Goya Foods, the largest Hispanic owned food company in the United States, unveiled a sculpture of the founder of Goya Foods, Prudencio Unanue in celebration of Hispanic Heritage Month.
“Today is a historic day for Goya,” said Bob and Peter Unanue, President and Executive Vice President of Goya Foods, and grandchildren of Prudencio Unanue. “For generations to come, this sculpture will serve not just as a reminder of our grandfather’s extraordinary life and legacy, but as an inspiration to all of us that through hard work and dedication the American dream is possible.”
In 1904, Prudencio Unanue left Spain for Puerto Rico at the age of 18. Like many immigrants, he left behind his home and risked it all to find better opportunities and a new horizon for his life. He met his wife Carolina in Puerto Rico, who also left Spain, and together they moved to New York City to find work and to study. In 1936, during the Spanish Civil War, they started Goya in a small storefront on Duane Street in Lower Manhattan. Driven by the belief that there was a growing consumer market for high-quality, fresh tasting Latin foods, they began catering to local Hispanic families by distributing authentic Spanish products including olives, olive oil, and sardines.

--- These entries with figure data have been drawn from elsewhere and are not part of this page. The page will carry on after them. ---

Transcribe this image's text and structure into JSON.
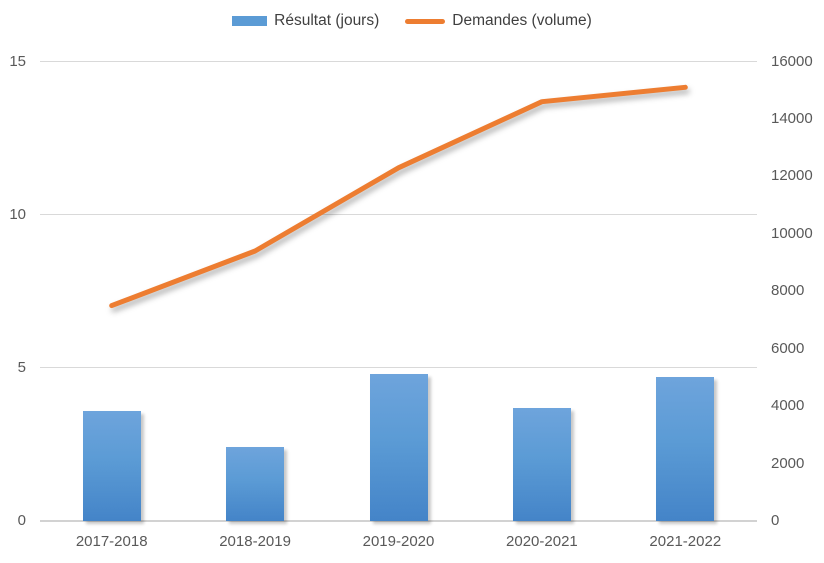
{
  "chart_data": {
    "type": "combo",
    "title": "",
    "categories": [
      "2017-2018",
      "2018-2019",
      "2019-2020",
      "2020-2021",
      "2021-2022"
    ],
    "series": [
      {
        "name": "Résultat (jours)",
        "type": "bar",
        "axis": "left",
        "color": "#5B9BD5",
        "values": [
          3.6,
          2.4,
          4.8,
          3.7,
          4.7
        ]
      },
      {
        "name": "Demandes (volume)",
        "type": "line",
        "axis": "right",
        "color": "#ED7D31",
        "values": [
          7500,
          9400,
          12300,
          14600,
          15100
        ]
      }
    ],
    "left_axis": {
      "min": 0,
      "max": 15,
      "ticks": [
        0,
        5,
        10,
        15
      ]
    },
    "right_axis": {
      "min": 0,
      "max": 16000,
      "ticks": [
        0,
        2000,
        4000,
        6000,
        8000,
        10000,
        12000,
        14000,
        16000
      ]
    },
    "grid": true,
    "legend_position": "top"
  },
  "colors": {
    "bar_fill": "#5B9BD5",
    "bar_gradient_top": "#6EA4DC",
    "bar_gradient_bottom": "#4484C8",
    "line_stroke": "#ED7D31",
    "gridline": "#D9D9D9",
    "axis_text": "#595959",
    "legend_text": "#3F3F3F",
    "background": "#FFFFFF"
  }
}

Prudencio’s entrepreneurial spirit and marketing insight led him to create the most recognizable Latin food brand in the United States that would also become an iconic symbol and institution for the Hispanic community. The history and story of Goya are as much about the importance of family and values, as it is about achieving the American dream and helping to cultivate the Latin culture and culinary landscape in the United States.
The sculpture, presented on 10th October, was designed and created by Maritza Hernandez, a Cuban born, Chicago-based artist and sculptor. The three-foot bronze sculpture of Prudencio Unanue sits on a four-foot granite base and is planted at the front entrance of the national headquarters of Goya Foods in Jersey City.